Banyak perusahaan produksi yang meminta bantuan Sankyu untuk logistiknya, untuk penyimpanan produk-produknya, ”Sebaiknya produsen barang akan lebih baik kalau fokus memproduksi barang, sedangkan logistiknya bisa dipercayakan kepada kami, karena pengiriman atau pengelolaan logistik barang sebenarnya tidaklah mudah, membutuhkan pengelolaan khusus agar apat bersinergi dengan produksi yang berjalan.
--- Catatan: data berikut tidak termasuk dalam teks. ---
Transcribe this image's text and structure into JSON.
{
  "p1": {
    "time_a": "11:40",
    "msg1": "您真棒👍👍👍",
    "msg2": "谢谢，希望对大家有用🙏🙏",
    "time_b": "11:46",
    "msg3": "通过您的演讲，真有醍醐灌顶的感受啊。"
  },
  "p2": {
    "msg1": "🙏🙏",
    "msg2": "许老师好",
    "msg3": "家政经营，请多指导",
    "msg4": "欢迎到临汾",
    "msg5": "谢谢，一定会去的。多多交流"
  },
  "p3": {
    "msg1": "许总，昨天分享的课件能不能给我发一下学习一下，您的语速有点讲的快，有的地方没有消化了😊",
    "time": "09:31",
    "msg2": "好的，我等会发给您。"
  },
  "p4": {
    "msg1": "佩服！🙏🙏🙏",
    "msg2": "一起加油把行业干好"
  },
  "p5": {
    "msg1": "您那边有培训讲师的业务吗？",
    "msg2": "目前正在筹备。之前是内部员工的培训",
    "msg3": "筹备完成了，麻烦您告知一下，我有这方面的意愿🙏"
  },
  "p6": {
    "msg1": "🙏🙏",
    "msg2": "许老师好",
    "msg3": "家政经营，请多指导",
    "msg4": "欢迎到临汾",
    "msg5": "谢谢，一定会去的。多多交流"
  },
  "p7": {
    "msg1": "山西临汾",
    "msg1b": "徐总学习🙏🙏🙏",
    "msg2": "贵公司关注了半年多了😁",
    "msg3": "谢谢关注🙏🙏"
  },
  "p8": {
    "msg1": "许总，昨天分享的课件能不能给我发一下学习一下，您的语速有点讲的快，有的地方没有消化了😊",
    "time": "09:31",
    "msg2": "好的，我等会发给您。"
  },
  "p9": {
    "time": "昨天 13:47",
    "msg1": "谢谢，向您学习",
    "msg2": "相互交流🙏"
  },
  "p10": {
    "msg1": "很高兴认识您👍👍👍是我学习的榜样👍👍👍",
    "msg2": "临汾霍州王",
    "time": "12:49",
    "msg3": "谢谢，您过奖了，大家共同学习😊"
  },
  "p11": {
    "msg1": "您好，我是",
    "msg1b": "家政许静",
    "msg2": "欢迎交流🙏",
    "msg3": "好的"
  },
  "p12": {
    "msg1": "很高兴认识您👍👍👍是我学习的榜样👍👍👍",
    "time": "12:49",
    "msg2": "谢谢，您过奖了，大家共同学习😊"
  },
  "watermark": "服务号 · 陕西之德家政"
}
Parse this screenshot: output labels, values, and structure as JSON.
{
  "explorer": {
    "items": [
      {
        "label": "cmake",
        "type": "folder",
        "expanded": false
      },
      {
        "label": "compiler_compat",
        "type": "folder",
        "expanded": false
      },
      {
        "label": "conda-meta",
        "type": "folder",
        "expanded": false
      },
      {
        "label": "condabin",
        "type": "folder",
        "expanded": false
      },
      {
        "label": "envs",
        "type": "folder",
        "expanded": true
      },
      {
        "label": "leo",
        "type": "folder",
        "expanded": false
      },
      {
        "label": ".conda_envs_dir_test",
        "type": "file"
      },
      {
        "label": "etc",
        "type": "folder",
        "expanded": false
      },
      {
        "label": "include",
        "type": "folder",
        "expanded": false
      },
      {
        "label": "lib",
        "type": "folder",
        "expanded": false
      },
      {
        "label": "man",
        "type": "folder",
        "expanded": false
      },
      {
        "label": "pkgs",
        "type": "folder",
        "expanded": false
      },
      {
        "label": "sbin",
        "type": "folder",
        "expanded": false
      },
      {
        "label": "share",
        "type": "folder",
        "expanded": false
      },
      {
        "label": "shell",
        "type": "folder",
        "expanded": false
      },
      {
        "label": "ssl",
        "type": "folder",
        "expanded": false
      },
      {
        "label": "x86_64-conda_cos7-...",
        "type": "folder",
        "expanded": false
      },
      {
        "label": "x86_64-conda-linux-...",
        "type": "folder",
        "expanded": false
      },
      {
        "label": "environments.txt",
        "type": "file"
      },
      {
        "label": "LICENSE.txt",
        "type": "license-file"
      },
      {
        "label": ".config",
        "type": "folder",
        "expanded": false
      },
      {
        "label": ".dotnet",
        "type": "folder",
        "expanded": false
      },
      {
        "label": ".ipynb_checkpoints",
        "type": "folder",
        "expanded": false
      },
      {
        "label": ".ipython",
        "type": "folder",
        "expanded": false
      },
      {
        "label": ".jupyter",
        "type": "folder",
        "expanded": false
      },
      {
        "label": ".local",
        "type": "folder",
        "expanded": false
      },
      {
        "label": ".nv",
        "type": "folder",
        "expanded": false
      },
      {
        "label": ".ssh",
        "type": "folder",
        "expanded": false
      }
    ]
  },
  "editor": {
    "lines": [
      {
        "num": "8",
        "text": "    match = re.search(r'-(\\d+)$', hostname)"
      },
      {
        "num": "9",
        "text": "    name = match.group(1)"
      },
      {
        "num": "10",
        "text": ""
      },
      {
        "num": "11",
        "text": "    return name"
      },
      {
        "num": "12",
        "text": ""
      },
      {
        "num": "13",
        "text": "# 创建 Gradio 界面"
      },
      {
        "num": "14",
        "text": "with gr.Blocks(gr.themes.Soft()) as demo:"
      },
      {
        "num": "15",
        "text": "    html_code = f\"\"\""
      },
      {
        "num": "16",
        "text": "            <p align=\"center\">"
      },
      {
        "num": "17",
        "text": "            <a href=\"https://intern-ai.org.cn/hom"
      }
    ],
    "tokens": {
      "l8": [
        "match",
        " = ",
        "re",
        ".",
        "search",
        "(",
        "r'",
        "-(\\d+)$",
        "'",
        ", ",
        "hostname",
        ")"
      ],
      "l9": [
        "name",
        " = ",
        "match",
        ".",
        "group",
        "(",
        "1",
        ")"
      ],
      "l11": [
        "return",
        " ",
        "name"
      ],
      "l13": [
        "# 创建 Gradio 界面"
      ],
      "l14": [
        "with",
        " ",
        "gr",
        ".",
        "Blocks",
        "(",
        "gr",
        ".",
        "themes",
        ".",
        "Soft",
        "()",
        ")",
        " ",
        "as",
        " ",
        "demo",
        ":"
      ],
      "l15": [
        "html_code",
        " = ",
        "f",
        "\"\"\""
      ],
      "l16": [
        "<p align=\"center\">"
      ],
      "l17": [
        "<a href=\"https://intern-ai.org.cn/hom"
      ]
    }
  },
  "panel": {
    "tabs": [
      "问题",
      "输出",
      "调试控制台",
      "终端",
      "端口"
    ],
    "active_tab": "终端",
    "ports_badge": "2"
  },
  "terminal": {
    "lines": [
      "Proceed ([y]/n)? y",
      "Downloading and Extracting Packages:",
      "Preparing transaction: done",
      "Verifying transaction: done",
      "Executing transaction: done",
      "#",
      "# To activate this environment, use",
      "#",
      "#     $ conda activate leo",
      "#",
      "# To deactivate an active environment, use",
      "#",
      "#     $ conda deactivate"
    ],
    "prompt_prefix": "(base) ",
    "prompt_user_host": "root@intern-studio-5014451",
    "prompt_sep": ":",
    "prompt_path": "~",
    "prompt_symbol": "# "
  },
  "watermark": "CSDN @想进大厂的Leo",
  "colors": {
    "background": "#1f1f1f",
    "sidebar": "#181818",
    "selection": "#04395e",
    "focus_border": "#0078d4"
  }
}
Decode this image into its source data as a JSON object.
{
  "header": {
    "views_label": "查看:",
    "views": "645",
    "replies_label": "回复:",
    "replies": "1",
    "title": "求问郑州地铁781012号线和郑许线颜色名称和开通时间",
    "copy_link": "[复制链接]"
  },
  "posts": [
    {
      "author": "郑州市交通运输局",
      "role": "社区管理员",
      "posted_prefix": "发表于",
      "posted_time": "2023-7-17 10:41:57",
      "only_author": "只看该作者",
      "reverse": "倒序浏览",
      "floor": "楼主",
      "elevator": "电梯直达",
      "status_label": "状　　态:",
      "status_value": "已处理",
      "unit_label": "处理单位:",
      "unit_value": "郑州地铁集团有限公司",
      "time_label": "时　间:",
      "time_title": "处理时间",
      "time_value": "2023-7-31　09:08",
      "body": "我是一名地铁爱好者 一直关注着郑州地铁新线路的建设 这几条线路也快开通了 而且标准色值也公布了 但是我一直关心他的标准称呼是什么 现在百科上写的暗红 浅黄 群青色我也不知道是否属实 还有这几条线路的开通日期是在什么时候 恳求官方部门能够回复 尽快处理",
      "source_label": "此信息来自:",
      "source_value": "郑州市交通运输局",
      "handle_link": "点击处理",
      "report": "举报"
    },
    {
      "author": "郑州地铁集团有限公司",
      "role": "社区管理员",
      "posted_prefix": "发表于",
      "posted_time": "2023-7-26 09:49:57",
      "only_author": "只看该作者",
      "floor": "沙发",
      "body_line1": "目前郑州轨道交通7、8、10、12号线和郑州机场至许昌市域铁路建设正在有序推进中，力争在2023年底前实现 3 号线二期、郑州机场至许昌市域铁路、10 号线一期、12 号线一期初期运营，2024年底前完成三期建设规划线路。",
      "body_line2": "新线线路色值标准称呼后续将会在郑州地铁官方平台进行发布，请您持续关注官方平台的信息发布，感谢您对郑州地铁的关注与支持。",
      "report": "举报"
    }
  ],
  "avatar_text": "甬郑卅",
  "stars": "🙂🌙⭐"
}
Itulah sebabnya kami ada di Indonesia untuk membantu para produsen tersebut.”
Selama ini Sankyu banyak terlibat berbagai proyek besar di Indonesia, misalnya pengangkutan produk-produk alat berat yang besar dan sebagainya. Namun dengan penghasilan yang turun naik, kurang stabil, Sankyu mengembangkan lokasinya di Indonesia, di tempat yang terluas di antara tujuh negara (Singapura, Malaysia, Thailand, Malaysia, Vietnam, India dan Arab Saudi) lain yang dikelola Sankyu khususnya oleh Shinozaki.
Apabila tempat logistis tersebut selesai dikerjakan dan operasi mulai awal 2014, maka penghasilan Sankyu akan stabil ketimbang pendapatan per proyek seperti sekarang, tambahnya.